The PPI indexes include a gauge that closely tracks other measures of inflation faced by households—such as the Consumer Price Index and the Commerce Department’s Personal Consumption Expenditure price index—called “personal consumption less food, energy, and trade services.” Prices here were up 0.6 percent for the month, the highest gain since March of 2022’s 0.75 percent increase.
Contrary to widespread expectations that goods prices would be a disinflationary force, goods prices excluding food and energy rose 0.6 percent. The indexes for finished goods less food and energy, which includes purchases by the government and items not directly paid for by consumers, and finished consumer goods less food and energy were each up 0.7 percent. Household furniture prices were up 0.7 percent, home electronics prices rose 0.4 percent, and appliances climbed 0.1 percent. This is not what has been built into the models showing inflation cooling this year.
The PPI figures upend the idea that the Federal Reserve’s interest rate increases have put monetary policy into a restrictive enough stance that inflation can be expected to slowly decline. Many of the measures were much higher than in recent months, suggesting a re-acceleration of inflation. The headline figure of 0.7 percent was the highest since June. The core goods prices were up the most since May of 2022. The core-core PPI index saw the largest advance since moving up 0.9 percent in March 2022.
The Labor Market Is Still Sizzling
The Labor Department on Thursday also released the latest estimates for unemployment claims. With all the headlines about layoffs in both technology and entertainment, it’s easy to see why these might be expected to pick up.

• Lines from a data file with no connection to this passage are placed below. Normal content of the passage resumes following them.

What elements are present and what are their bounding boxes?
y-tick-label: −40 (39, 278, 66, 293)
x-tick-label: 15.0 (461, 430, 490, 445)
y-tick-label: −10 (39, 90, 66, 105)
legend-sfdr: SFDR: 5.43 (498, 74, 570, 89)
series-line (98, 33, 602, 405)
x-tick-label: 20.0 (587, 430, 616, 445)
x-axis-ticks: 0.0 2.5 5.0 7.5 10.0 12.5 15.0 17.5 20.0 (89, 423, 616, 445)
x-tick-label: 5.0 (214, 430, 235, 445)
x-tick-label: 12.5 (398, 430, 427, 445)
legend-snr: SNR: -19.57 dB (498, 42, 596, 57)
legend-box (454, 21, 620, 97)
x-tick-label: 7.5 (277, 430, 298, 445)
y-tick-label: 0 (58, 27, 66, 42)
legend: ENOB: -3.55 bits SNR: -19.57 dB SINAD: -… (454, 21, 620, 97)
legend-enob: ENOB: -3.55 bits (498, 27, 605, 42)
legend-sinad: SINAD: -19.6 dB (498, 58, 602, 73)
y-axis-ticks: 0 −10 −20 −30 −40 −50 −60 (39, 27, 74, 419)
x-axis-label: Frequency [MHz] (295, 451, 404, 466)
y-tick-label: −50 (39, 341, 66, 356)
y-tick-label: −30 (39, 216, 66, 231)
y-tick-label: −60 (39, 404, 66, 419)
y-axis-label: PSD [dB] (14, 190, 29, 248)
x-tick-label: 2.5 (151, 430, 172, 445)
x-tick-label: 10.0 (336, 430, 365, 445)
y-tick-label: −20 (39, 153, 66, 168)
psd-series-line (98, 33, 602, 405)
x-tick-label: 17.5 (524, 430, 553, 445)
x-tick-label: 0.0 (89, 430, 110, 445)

But they remain at incredibly low levels.
Initial claims for unemployment benefits dropped to 194,000, the fifth consecutive week in which claims have been below 200,000. To understand just how low this is, take a look at the chart below which shows claims prior to the pandemic. We’ve excluded the years after the pandemic struck because the huge spike in 2020, in which weekly claims jumped to 6.2 million in the week ended April 4, would make the chart unreadable. What you can see here is that except for a few brief months during the Trump presidency, initial claims have never been below 200,000 since 1969. They’ve only rarely been below 300,000.

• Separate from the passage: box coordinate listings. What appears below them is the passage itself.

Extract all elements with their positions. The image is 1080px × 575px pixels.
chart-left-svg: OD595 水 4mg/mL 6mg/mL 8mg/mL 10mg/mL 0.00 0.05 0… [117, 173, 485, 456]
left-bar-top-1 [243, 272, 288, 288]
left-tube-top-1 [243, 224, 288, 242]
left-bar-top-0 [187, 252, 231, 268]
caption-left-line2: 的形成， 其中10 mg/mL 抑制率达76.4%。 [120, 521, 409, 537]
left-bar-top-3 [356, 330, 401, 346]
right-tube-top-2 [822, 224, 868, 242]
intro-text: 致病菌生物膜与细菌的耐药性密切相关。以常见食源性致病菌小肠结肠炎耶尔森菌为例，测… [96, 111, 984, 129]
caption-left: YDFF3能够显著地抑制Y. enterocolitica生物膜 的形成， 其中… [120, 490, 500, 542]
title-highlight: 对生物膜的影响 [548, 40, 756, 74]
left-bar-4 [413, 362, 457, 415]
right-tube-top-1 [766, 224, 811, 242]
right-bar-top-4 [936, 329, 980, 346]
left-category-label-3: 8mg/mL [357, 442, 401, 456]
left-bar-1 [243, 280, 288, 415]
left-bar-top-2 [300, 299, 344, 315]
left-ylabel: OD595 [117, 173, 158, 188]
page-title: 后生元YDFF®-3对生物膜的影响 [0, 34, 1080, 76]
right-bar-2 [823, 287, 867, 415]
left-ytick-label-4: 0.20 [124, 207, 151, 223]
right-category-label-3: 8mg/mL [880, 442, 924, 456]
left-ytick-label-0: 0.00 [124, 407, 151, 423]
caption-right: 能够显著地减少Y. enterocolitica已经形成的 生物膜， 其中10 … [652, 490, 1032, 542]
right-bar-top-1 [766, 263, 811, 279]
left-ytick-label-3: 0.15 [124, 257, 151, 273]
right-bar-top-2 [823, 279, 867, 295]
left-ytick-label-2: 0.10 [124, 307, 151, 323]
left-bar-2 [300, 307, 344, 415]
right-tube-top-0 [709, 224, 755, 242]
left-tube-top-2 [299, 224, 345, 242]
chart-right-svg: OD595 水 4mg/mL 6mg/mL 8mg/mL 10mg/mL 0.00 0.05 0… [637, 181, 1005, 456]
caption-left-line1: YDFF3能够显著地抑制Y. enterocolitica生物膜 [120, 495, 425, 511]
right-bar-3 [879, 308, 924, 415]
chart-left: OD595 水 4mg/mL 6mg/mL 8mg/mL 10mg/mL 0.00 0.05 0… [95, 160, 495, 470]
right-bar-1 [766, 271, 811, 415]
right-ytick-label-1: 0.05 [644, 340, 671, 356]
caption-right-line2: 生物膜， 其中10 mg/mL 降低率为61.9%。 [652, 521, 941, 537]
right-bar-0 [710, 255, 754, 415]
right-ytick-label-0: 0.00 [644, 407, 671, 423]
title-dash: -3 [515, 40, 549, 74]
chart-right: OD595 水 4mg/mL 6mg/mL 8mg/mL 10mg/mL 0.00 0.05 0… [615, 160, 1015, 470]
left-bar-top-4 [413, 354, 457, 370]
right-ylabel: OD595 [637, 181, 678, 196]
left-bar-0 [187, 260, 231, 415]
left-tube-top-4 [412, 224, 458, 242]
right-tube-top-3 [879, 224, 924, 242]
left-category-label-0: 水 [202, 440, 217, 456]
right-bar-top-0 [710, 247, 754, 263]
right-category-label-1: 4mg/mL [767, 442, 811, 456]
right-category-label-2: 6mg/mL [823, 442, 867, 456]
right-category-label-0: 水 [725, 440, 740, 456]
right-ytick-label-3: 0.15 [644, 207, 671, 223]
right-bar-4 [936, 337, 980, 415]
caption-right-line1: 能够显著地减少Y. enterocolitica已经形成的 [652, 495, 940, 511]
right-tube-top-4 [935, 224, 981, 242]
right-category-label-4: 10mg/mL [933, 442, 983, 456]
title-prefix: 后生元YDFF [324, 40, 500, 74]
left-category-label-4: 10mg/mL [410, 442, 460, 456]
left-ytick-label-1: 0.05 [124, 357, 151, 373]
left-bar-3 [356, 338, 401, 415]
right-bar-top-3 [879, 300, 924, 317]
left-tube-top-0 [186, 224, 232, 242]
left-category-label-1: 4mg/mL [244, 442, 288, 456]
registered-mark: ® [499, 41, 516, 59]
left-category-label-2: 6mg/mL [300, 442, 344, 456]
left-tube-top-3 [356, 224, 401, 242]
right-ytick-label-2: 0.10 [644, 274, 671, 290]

This number is not adjusted for the size of the workforce eligible for unemployment benefits. Back in 1969, for example, the labor force was half of what it is today. So, the level of people seeking jobless benefits as a share of the labor force was much higher back then than it is today.
Similarly, continuing claims are extremely low. These rose by 16,000 to 1,696,000 in the latest report. As you can see in the chart below, which ends in December 2019, we’ve almost never seen claims this low. Apart from the Trump-era, you have to go back to 1973 to get claims in this neighborhood.

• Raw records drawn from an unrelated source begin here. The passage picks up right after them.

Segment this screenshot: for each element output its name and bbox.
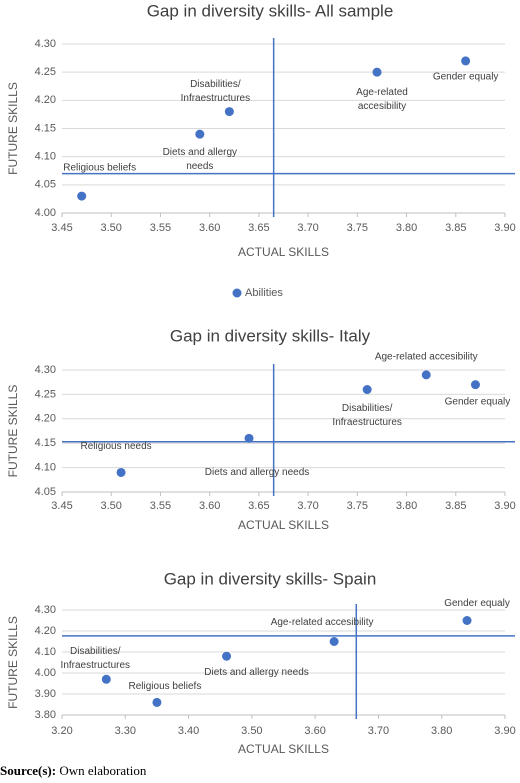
chart-title: Gap in diversity skills- Italy [170, 326, 371, 345]
point-label: Gender equaly [444, 598, 510, 609]
point [152, 697, 162, 707]
legend-label: Abilities [245, 287, 283, 299]
x-tick-label: 3.75 [347, 500, 368, 512]
point-label: accesibility [358, 101, 406, 112]
source-text: Own elaboration [59, 763, 147, 778]
y-tick-label: 4.30 [35, 364, 56, 376]
x-tick-label: 3.70 [297, 222, 318, 234]
y-tick-label: 3.90 [35, 688, 56, 700]
point-label: Age-related accesibility [375, 352, 478, 363]
point [222, 651, 232, 661]
x-tick-label: 3.45 [51, 222, 72, 234]
x-tick-label: 3.50 [241, 725, 262, 737]
point-label: Religious beliefs [129, 681, 202, 692]
x-tick-label: 3.85 [445, 222, 466, 234]
point-label: Age-related accesibility [271, 617, 374, 628]
y-tick-label: 4.25 [35, 388, 56, 400]
x-tick-label: 3.70 [368, 725, 389, 737]
y-tick-label: 4.25 [35, 66, 56, 78]
point [77, 191, 87, 201]
x-tick-label: 3.45 [51, 500, 72, 512]
point-label: Diets and allergy needs [204, 667, 309, 678]
point [462, 616, 472, 625]
x-tick-label: 3.20 [51, 725, 72, 737]
x-tick-label: 3.85 [445, 500, 466, 512]
x-tick-label: 3.40 [178, 725, 199, 737]
x-tick-label: 3.80 [396, 222, 417, 234]
y-tick-label: 4.00 [35, 667, 56, 679]
point-label: Infraestructures [181, 93, 250, 104]
x-tick-label: 3.60 [199, 500, 220, 512]
point [101, 674, 111, 684]
y-tick-label: 4.10 [35, 646, 56, 658]
y-tick-label: 4.05 [35, 179, 56, 191]
y-tick-label: 4.20 [35, 94, 56, 106]
point-label: Infraestructures [332, 417, 401, 428]
x-tick-label: 3.65 [248, 222, 269, 234]
x-tick-label: 3.50 [101, 500, 122, 512]
y-tick-label: 4.20 [35, 625, 56, 637]
y-tick-label: 4.30 [35, 604, 56, 616]
point-label: Gender equaly [445, 396, 511, 407]
point-label: needs [186, 161, 213, 172]
y-tick-label: 4.15 [35, 437, 56, 449]
point [461, 56, 471, 66]
x-tick-label: 3.75 [347, 222, 368, 234]
point [421, 370, 431, 380]
chart-title: Gap in diversity skills- Spain [164, 569, 377, 588]
x-tick-label: 3.80 [431, 725, 452, 737]
point [244, 433, 254, 443]
x-tick-label: 3.90 [494, 222, 515, 234]
y-tick-label: 4.10 [35, 151, 56, 163]
source: Source(s): Own elaboration [0, 763, 147, 778]
y-axis-title: FUTURE SKILLS [6, 82, 20, 175]
y-tick-label: 4.05 [35, 486, 56, 498]
x-tick-label: 3.60 [199, 222, 220, 234]
x-tick-label: 3.80 [396, 500, 417, 512]
legend-marker [232, 288, 242, 298]
point-label: Diets and allergy needs [205, 467, 310, 478]
x-tick-label: 3.55 [150, 222, 171, 234]
chart-title: Gap in diversity skills- All sample [147, 1, 394, 20]
y-tick-label: 4.30 [35, 38, 56, 50]
x-tick-label: 3.50 [101, 222, 122, 234]
y-axis-title: FUTURE SKILLS [6, 385, 20, 478]
x-axis-title: ACTUAL SKILLS [238, 742, 329, 756]
point-label: Age-related [356, 87, 408, 98]
y-tick-label: 4.10 [35, 462, 56, 474]
point-label: Diets and allergy [163, 147, 237, 158]
point [362, 385, 372, 395]
point [116, 467, 126, 477]
point [470, 380, 480, 390]
point [372, 67, 382, 77]
x-tick-label: 3.70 [297, 500, 318, 512]
point-label: Disabilities/ [190, 79, 241, 90]
y-tick-label: 4.00 [35, 207, 56, 219]
point [195, 129, 205, 139]
point-label: Disabilities/ [70, 646, 121, 657]
x-tick-label: 3.90 [494, 725, 515, 737]
y-tick-label: 4.20 [35, 413, 56, 425]
point-label: Religious beliefs [63, 163, 136, 174]
point [329, 637, 339, 646]
point-label: Gender equaly [433, 72, 499, 83]
y-axis-title: FUTURE SKILLS [6, 616, 20, 709]
y-tick-label: 3.80 [35, 709, 56, 721]
point-label: Religious needs [80, 441, 151, 452]
point-label: Infraestructures [61, 660, 130, 671]
x-tick-label: 3.90 [494, 500, 515, 512]
x-tick-label: 3.30 [115, 725, 136, 737]
x-tick-label: 3.55 [150, 500, 171, 512]
point-label: Disabilities/ [342, 403, 393, 414]
x-axis-title: ACTUAL SKILLS [238, 518, 329, 532]
x-axis-title: ACTUAL SKILLS [238, 245, 329, 259]
x-tick-label: 3.60 [304, 725, 325, 737]
point [224, 107, 234, 117]
x-tick-label: 3.65 [248, 500, 269, 512]
source-label: Source(s): [0, 763, 56, 778]
y-tick-label: 4.15 [35, 122, 56, 134]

When the Labor Department said there were 11 million job vacancies at the end of December, an unexpected increase in openings, many thought maybe it was a fluke or seasonal distortion. Then we got the nonfarm payrolls report showing that employers added 517,000 workers to payrolls in January, and unemployment fell to 3.4 percent, the lowest since 1969. This brought the ratio of vacancies to unemployed people to 1.9 to one, near the record high hit last year. Now we’ve had five weeks of historically low unemployment claims. This is not a statistical illusion. The labor market is firing on all cylinders.
The U.S. economy experienced an inflationary boom in January—which means the Federal Reserve has a lot more work to do in its efforts to tame inflation. The chances that the Fed pauses after two more hikes are getting slimmer.